China’s November exports surged at the fastest pace since February 2018, driven largely by medical devices. The trade surplus soared to a record of $75.4 billion, propelled by US consumer demand. Exports to the U.S. rose 46% despite tariff hikes, and total exports rose to $268 billion, showing a strong acceleration following October’s 11.4% growth. Chinese government believed that the exports have benefited from the economy’s early reopening after the COVID pandemic, relative to other regions of the world. It is likely that CNY will further appreciate in the months ahead, with a possibility to break below the 6.50 USDCNY level. However, it is worth noting that PBoC has fixed the CNY reference rate stronger than expected in only 6 out of the last 20 days, indicating a preference to slow the gains. Near-term gains in CNY will probably be more USD dependent rather than Chinese data dependent.

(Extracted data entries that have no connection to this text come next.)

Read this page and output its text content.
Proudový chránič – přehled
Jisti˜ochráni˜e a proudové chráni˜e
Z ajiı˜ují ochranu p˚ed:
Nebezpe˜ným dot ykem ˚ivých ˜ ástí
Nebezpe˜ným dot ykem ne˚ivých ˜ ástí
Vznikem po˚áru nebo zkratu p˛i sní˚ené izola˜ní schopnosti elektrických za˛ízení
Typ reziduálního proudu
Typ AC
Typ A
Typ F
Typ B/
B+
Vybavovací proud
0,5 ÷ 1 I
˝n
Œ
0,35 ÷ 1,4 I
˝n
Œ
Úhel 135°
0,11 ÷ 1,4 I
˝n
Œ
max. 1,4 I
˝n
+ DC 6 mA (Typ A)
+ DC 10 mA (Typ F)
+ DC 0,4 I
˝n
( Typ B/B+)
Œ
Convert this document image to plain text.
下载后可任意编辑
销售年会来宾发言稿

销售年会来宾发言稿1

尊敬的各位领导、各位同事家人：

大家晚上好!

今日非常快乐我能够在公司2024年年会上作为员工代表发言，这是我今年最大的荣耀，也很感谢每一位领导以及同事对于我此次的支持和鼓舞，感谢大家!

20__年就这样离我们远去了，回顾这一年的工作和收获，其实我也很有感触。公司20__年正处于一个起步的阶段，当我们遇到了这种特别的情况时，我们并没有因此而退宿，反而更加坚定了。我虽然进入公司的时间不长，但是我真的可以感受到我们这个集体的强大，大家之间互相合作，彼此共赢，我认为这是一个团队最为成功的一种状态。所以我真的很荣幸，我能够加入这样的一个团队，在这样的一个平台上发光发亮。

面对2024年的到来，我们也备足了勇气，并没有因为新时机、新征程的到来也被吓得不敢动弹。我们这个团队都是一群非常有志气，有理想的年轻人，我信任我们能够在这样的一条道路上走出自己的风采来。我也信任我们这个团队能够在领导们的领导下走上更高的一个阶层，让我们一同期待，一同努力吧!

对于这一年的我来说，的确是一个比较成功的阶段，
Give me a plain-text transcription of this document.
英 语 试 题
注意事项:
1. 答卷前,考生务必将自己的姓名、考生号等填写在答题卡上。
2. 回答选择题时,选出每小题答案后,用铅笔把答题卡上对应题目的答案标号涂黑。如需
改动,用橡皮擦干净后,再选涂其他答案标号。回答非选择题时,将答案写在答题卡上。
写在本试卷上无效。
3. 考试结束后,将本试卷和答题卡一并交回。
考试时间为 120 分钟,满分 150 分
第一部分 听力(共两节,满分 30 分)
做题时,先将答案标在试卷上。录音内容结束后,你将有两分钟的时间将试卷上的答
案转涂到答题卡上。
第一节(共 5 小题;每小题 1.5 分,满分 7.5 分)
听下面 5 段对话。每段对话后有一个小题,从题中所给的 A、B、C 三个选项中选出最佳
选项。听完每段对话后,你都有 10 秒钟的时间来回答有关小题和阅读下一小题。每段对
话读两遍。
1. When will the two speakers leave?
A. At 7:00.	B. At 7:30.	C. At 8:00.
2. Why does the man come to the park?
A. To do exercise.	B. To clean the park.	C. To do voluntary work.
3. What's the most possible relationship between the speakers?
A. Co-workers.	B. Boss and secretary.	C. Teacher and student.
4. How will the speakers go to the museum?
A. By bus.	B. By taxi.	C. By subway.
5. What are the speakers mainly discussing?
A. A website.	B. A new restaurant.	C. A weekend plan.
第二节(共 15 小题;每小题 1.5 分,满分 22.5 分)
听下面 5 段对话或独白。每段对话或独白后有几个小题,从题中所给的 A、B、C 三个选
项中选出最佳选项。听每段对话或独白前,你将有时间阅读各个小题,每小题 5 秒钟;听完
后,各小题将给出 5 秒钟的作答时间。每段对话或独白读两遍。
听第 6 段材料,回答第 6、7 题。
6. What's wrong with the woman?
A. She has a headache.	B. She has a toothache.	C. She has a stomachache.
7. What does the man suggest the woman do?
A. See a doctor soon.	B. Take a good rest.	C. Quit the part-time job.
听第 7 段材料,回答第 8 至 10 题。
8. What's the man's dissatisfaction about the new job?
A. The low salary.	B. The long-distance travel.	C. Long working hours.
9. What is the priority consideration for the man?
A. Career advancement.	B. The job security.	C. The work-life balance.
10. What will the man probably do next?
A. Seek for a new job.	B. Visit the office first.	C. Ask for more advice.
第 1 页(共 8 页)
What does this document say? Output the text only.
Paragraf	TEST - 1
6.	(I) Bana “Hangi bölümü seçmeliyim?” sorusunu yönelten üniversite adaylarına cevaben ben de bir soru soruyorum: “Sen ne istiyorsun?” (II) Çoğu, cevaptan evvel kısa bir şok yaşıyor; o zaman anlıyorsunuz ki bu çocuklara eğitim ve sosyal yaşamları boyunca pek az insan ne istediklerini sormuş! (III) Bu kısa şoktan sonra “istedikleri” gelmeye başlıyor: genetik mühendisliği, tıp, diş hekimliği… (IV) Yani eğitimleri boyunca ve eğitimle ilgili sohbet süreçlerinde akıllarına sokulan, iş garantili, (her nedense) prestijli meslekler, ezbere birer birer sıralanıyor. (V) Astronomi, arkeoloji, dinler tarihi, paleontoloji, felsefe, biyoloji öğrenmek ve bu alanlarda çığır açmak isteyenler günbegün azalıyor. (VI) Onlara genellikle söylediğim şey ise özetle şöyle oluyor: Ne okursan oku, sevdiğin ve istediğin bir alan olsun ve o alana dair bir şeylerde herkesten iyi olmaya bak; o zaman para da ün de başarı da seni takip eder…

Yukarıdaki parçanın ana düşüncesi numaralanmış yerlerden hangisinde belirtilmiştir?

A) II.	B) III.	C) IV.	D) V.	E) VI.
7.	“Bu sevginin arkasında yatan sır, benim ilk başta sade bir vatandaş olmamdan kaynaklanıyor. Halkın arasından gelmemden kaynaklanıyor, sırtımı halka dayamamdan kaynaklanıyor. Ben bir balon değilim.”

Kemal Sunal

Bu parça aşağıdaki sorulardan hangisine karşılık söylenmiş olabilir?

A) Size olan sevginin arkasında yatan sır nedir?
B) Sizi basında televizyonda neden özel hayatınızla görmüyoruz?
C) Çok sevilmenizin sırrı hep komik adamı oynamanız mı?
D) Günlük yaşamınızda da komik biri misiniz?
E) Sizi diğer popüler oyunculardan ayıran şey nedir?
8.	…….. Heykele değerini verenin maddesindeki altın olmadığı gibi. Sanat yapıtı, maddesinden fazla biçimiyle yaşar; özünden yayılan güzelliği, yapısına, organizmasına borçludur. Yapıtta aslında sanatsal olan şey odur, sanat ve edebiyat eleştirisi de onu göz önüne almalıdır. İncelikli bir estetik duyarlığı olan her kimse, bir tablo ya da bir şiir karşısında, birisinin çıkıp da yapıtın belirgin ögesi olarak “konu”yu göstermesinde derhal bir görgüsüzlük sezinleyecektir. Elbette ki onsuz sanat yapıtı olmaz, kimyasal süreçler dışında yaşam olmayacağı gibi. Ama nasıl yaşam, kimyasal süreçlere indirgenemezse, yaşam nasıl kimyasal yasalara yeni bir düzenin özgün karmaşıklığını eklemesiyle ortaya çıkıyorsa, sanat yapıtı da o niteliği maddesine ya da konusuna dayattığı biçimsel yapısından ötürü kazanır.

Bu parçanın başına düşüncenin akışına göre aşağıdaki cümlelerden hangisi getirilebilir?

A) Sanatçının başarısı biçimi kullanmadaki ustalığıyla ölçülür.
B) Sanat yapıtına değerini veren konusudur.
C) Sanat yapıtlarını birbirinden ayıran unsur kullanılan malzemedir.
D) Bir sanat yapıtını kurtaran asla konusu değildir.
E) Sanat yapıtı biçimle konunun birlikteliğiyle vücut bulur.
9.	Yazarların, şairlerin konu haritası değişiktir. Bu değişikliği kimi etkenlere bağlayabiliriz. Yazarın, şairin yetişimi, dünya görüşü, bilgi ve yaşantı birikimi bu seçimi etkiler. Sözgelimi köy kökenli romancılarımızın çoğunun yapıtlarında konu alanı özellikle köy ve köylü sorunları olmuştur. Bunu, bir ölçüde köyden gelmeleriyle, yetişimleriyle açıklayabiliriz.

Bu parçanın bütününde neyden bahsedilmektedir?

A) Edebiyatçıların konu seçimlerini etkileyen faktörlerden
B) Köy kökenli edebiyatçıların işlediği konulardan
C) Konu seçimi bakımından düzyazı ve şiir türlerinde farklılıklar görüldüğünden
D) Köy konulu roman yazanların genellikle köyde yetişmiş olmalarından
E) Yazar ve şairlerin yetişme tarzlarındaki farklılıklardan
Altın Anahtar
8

In terms of USD, a sharp slide by GBPUSD has helped offset USD downside and brought a modest rise. Nonetheless, GBPUSD and EURUSD will be center stage this week. Brexit talks are intensifying as political situations complicate, and the possibility of no-deal is growing stronger daily. The Euro and British Pound comprise 57.6% and 11.9% of the US Dollar Index, so expect that more volatility in the FX market is on the way.